Korean J Lab Med.  2010 Apr;30(2):153-159. 10.3343/kjlm.2010.30.2.153.

Evaluation of the Clinical Performance of an Automated Procalcitonin Assay for the Quantitative Detection of Bloodstream Infection

Affiliations
  • 1Department of Laboratory Medicine, Dong-A University College of Medicine, Busan, Korea. jyhan@dau.ac.kr

Abstract

BACKGROUND
Bloodstream infection (BSI) is associated with a high mortality rate. Since the origin of infection is demonstrated in approximately 2/3rds of cases, early and established biomarkers are warranted. We evaluated the clinical performances of automated procalcitonin (PCT) and C-reactive protein (CRP) assays for the quantitative detection of BSI. Analytical performance of the VIDAS(R) B.R.A.H.M.S PCT assay (bioMerieux, France) was assessed and also compared with the semi-quantitative PCT-Q test (B.R.A.H.M.S Aktiengesellschaft, Germany).
METHODS
We prospectively included consecutive patients divided into 3 groups at the Dong-A University Medical Center. Patients were categorized according to the criteria of the American College of Chest Physicians/Society of Critical Care Medicine Consensus Conference (ACCP/SCCM), and also on the basis of catheter-associated bacteremia.
RESULTS
A total 77 patients were enrolled. All mean values of PCT and PCT-Q were consistent with the reference value. Measured PCT concentrations showed good linearity (r=0.983). The between-run, within-run, and total imprecisions were below 5%. The PCT levels in gram-negative bacteremia were significantly higher than those in gram-positive bacteremia. Furthermore, the PCT concentrations were significantly different among non-infection, bacteremia, sepsis, severe sepsis, and septic shock groups. Our study showed that PCT >0.3 ng/mL had 95.0% sensitivity and 97.3% specificity, whereas CRP >5.46 mg/dL had 85.0% sensitivity and 86.5% specificity for diagnosing sepsis.
CONCLUSIONS
We suggest that, compared with CRP, PCT is a better diagnostic and discriminative biomarker of sepsis categorized according to the ACCP/SCCM. Moreover, catheter-associated bacteremia could be discriminated from sepsis using PCT concentration.

Keyword

Procalcitonin; C-reactive protein; Sepsis; Bacteremia

MeSH Terms

Adult
Bacteremia/*diagnosis
Biological Markers/analysis/blood
C-Reactive Protein/analysis
Calcitonin/*blood
Female
Humans
Male
Middle Aged
Protein Precursors/*blood
ROC Curve
Sensitivity and Specificity
Sepsis/diagnosis

Figure

  • Fig. 1. Flow diagram of the subjects included in this study. Abbreviations: B/C, blood culture; ER, emergency room; SIRS, systemic inflammatory response syndrome.
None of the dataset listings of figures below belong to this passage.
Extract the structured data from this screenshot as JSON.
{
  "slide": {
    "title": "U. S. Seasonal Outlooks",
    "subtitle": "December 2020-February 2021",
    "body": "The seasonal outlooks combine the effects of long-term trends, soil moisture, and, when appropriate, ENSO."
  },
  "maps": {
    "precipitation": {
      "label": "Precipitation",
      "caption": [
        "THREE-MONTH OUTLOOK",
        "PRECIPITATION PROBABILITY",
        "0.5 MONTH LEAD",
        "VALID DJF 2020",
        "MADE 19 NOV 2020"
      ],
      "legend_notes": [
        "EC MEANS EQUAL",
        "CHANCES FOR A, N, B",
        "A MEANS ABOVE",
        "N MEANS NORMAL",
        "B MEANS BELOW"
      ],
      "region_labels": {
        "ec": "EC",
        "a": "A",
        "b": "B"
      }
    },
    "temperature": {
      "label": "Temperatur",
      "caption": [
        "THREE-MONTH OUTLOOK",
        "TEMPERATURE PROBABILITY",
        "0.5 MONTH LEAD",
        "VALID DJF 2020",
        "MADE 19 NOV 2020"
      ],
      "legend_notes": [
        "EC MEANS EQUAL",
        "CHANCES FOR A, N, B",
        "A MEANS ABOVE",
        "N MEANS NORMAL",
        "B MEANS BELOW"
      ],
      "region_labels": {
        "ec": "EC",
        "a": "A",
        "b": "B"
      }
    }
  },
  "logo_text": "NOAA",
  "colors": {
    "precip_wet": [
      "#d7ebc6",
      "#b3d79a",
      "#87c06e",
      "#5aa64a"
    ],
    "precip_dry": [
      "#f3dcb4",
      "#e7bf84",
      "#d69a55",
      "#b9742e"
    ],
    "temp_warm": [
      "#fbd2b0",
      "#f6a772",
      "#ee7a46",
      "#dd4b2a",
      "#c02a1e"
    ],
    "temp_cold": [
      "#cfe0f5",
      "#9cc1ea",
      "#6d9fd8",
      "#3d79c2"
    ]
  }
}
  • Fig. 2. Linearity of concentration in the PCT test. Abbreviation: PCT, procalcitonin.

  • Fig. 3. Serum PCT level (A) and CRP level (B) in patients with no infection, bacteremia (catheter associated), sepsis, severe sepsis, and septic shock. Data are presented as box plots with median lines, 25- and 75-percentile boxes, and 10- and 90-percentile error bars. A log scale is used for the Y-axis in (A). Abbreviations: PCT, procalcitonin; CRP, C-reactive protein.

  • Fig. 4. The ROC curves of PCT (AUC, 0.982) and CRP (AUC, 0.871) for the diagnosis of sepsis. Abbreviations: PCT, procalcitonin; CRP, C-reactive protein; AUC, area under the curve.